Primeiro-ministro defende que mais vale tentar e falhar do que adiar
O primeiro-ministro elogiou hoje a cultura do risco na apresentação do primeiro modelo de Inteligência Artificial (IA) português, defendendo que mais vale tentar e falhar do que adiar soluções, porque "quem não arrisca não petisca".
Luís Montenegro aproveitou ainda a ocasião para elogiar o papel transversal do ministro Adjunto e da Reforma do Estado, Gonçalo Matias, no Governo, assegurando que, no executivo, estão "todos a remar para o mesmo lado".
Perante uma plateia composta sobretudo por investigadores, envolvidos no desenvolvimento do Amália, grande modelo de linguagem (Large Language Model - LLM), Montenegro deixou uma mensagem que pode ser entendida como de caráter mais geral.

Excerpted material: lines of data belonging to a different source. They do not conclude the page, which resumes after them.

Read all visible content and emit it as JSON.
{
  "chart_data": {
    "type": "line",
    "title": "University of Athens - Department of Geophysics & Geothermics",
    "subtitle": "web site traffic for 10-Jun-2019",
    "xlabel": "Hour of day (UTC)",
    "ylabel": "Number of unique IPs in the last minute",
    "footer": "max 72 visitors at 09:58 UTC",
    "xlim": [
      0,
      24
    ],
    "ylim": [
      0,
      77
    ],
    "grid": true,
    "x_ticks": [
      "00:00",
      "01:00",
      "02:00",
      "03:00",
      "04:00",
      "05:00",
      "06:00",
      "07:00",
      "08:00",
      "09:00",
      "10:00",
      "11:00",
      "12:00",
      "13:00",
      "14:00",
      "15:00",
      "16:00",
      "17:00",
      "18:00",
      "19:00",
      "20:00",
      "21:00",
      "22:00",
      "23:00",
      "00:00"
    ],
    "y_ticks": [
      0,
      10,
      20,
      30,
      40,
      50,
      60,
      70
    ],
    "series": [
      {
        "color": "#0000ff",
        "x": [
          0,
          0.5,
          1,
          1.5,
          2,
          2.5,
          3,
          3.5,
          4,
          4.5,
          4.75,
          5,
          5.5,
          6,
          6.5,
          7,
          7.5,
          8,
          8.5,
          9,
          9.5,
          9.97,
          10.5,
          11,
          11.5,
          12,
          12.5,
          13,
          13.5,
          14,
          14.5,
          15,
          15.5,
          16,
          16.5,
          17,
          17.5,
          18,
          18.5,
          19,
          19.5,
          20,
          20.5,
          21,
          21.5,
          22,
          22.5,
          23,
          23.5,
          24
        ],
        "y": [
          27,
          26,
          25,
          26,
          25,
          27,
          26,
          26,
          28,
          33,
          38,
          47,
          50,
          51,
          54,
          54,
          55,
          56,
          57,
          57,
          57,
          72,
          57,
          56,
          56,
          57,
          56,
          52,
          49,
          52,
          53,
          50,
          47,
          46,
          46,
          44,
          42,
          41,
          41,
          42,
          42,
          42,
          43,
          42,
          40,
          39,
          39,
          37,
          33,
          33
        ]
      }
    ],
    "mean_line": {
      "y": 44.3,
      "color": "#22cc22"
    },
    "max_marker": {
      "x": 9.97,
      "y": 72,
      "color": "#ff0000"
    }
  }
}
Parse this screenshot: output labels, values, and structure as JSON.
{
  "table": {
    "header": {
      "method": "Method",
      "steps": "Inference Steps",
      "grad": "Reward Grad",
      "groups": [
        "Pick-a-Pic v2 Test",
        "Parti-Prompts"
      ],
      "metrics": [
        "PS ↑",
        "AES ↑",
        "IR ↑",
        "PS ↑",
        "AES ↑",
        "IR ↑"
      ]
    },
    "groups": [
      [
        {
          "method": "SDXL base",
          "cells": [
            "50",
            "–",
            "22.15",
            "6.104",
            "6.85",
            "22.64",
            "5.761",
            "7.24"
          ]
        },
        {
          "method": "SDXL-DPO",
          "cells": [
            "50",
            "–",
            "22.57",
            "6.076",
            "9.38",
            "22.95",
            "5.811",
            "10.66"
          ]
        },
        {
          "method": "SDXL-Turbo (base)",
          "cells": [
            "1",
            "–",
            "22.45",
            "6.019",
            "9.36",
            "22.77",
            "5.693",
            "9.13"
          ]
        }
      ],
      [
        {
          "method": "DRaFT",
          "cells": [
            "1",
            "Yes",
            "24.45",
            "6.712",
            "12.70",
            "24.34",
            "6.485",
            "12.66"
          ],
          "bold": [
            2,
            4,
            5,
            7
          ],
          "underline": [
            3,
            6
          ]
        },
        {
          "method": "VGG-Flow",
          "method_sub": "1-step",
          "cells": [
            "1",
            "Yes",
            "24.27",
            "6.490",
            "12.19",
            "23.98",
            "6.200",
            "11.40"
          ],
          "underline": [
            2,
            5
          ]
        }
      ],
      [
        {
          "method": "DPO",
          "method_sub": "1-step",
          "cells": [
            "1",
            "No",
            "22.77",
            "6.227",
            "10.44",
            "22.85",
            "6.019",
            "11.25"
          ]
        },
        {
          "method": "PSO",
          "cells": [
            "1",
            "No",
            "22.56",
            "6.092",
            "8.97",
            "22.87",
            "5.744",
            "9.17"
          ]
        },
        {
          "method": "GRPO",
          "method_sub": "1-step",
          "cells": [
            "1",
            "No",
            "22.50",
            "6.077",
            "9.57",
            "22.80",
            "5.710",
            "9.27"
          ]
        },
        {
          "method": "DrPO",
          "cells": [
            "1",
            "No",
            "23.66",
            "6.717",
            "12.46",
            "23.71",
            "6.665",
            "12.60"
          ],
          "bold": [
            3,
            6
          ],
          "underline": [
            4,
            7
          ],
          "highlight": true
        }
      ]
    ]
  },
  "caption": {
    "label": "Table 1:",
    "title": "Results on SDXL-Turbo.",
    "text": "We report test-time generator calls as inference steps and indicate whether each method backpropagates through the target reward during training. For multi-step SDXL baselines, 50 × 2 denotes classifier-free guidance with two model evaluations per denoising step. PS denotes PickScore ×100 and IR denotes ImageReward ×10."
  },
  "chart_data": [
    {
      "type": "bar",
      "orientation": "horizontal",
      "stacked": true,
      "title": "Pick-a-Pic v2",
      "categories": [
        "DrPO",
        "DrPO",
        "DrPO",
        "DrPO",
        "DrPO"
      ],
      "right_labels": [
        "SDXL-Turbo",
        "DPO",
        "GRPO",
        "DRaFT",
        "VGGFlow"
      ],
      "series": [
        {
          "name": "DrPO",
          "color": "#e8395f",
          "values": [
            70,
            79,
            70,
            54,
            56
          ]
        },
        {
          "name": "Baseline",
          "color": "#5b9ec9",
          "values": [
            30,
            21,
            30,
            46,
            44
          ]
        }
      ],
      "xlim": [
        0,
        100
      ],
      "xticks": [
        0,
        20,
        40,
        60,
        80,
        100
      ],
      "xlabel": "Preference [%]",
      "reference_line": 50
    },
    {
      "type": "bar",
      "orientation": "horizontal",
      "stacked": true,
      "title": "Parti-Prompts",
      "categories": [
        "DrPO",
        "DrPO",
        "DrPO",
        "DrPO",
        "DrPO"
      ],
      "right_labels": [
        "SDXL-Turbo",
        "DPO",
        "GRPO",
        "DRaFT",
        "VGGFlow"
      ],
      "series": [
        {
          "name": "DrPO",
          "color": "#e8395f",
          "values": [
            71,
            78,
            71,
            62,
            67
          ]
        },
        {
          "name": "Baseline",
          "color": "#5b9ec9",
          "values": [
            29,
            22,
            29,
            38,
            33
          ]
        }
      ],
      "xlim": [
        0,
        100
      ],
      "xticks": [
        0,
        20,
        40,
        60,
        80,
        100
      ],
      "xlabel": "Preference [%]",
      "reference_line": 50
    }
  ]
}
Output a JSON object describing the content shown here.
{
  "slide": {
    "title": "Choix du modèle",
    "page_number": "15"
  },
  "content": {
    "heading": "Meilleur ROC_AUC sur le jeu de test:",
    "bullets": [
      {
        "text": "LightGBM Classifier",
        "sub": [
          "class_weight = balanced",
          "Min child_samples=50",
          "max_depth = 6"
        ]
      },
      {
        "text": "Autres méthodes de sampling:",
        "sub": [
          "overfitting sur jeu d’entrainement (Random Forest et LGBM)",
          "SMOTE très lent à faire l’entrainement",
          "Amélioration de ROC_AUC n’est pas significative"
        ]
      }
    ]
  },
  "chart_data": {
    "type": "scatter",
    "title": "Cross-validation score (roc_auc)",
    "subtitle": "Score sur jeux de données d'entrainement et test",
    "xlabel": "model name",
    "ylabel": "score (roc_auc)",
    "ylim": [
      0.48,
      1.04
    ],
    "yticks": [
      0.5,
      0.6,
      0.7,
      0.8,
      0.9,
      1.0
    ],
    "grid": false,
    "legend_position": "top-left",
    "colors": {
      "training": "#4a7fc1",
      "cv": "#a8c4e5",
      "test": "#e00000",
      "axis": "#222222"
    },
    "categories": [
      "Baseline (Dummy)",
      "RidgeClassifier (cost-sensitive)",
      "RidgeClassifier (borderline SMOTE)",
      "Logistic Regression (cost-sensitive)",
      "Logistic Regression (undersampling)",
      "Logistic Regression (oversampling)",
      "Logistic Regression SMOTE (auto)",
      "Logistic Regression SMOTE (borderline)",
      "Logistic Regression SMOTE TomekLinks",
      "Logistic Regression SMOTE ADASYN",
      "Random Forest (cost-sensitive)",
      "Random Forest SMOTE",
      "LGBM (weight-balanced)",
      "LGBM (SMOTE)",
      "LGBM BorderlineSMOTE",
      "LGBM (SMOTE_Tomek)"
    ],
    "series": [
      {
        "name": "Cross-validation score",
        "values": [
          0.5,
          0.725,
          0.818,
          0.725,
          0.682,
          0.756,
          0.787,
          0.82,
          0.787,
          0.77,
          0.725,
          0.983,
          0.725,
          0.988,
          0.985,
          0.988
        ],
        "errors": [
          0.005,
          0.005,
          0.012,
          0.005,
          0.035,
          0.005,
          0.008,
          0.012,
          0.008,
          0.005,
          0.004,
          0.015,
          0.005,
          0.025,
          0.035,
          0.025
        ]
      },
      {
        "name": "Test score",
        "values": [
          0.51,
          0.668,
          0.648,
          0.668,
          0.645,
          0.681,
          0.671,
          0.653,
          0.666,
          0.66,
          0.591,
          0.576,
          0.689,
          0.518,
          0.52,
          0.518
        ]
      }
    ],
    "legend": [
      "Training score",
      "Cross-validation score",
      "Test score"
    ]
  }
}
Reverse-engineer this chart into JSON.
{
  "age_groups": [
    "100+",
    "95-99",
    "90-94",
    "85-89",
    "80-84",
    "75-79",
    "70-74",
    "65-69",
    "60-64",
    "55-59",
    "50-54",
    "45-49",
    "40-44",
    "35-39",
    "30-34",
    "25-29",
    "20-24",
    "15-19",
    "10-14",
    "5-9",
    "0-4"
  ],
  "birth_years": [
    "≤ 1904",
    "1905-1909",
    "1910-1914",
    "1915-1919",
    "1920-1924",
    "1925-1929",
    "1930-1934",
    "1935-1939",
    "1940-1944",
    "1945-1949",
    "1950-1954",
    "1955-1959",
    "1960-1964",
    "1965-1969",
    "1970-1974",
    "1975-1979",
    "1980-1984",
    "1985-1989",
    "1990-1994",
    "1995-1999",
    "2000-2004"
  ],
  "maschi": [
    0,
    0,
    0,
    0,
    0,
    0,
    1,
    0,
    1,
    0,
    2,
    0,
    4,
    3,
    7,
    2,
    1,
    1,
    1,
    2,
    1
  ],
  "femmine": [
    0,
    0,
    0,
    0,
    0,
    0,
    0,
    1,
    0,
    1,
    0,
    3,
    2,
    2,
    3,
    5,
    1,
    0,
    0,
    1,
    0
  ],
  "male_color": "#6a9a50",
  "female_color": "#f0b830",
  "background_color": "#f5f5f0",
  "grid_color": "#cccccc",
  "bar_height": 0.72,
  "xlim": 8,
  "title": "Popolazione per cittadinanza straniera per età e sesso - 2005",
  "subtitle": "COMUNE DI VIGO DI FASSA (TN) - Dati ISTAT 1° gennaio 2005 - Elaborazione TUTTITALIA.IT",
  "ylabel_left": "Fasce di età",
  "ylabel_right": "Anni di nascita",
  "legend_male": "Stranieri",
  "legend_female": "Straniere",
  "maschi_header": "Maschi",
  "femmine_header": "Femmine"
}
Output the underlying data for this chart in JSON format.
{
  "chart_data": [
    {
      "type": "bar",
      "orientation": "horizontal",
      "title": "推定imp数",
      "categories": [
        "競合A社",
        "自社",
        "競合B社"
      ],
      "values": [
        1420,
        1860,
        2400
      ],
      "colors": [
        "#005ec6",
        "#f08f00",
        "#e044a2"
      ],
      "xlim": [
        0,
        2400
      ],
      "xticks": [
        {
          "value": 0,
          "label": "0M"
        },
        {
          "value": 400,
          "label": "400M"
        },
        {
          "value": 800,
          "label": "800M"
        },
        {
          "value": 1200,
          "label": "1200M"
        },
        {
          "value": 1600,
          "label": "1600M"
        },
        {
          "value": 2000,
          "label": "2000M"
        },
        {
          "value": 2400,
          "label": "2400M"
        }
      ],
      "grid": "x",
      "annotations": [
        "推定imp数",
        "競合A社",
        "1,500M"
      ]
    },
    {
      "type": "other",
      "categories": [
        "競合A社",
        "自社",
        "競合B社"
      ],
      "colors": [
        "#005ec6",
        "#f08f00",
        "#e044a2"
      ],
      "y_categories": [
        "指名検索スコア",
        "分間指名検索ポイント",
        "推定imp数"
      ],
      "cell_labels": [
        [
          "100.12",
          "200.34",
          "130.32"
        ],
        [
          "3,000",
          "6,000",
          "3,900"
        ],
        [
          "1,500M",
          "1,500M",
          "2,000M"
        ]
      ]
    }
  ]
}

"Temos a obrigação de não perder mais tempo. Discutir menos e fazer mais. Discutir o suficiente, mas fazer. Foi isso que nós fizemos aqui. Não nos quisemos perder em discussões que são legítimas, mas que iriam basicamente atrasar tudo", afirmou.
O primeiro-ministro defendeu que a cultura do risco "deve ser entendida dentro de um sentido de responsabilidade, mas também de ambição, de esperança, de confiança".
"É mesmo caso para dizer que quem não arrisca não petisca. Quem fica a aguardar grandes reflexões e grandes consensualizações fica para trás", avisou.
Montenegro defendeu que "é mais importante tentar do que adiar, é preciso tentar e eventualmente falhar", justificando a razão pela qual, em novembro de 2024, aceitou o desafio de ter, num ano e meio, um modelo português de IA.
Sobre Gonçalo Matias, o primeiro-ministro sublinhou que é "um elemento que intervém de forma transversal em toda a administração, em todos os setores da governação e, por via disso, em todos os setores da sociedade".
"Esta coordenação, dentro da nossa orgânica, também é fundamental porque todos estão a remar para o mesmo lado, na mesma direção, para termos processos mais simples e, depois de termos a simplificação dos processos, termos processos mais digitais para poderem servir o cidadão", afirmou.
Montenegro aproveitou para revelar um pedido que deixou ao seu ministro Adjunto.
"Não digitalize aquilo que ainda não está simplificado porque isso é transportar a burocracia tradicional para a burocracia digital que é tão ou mais difícil de superar. Simplifiquem, simplifiquem, simplifiquem e depois digitalizem", apelou.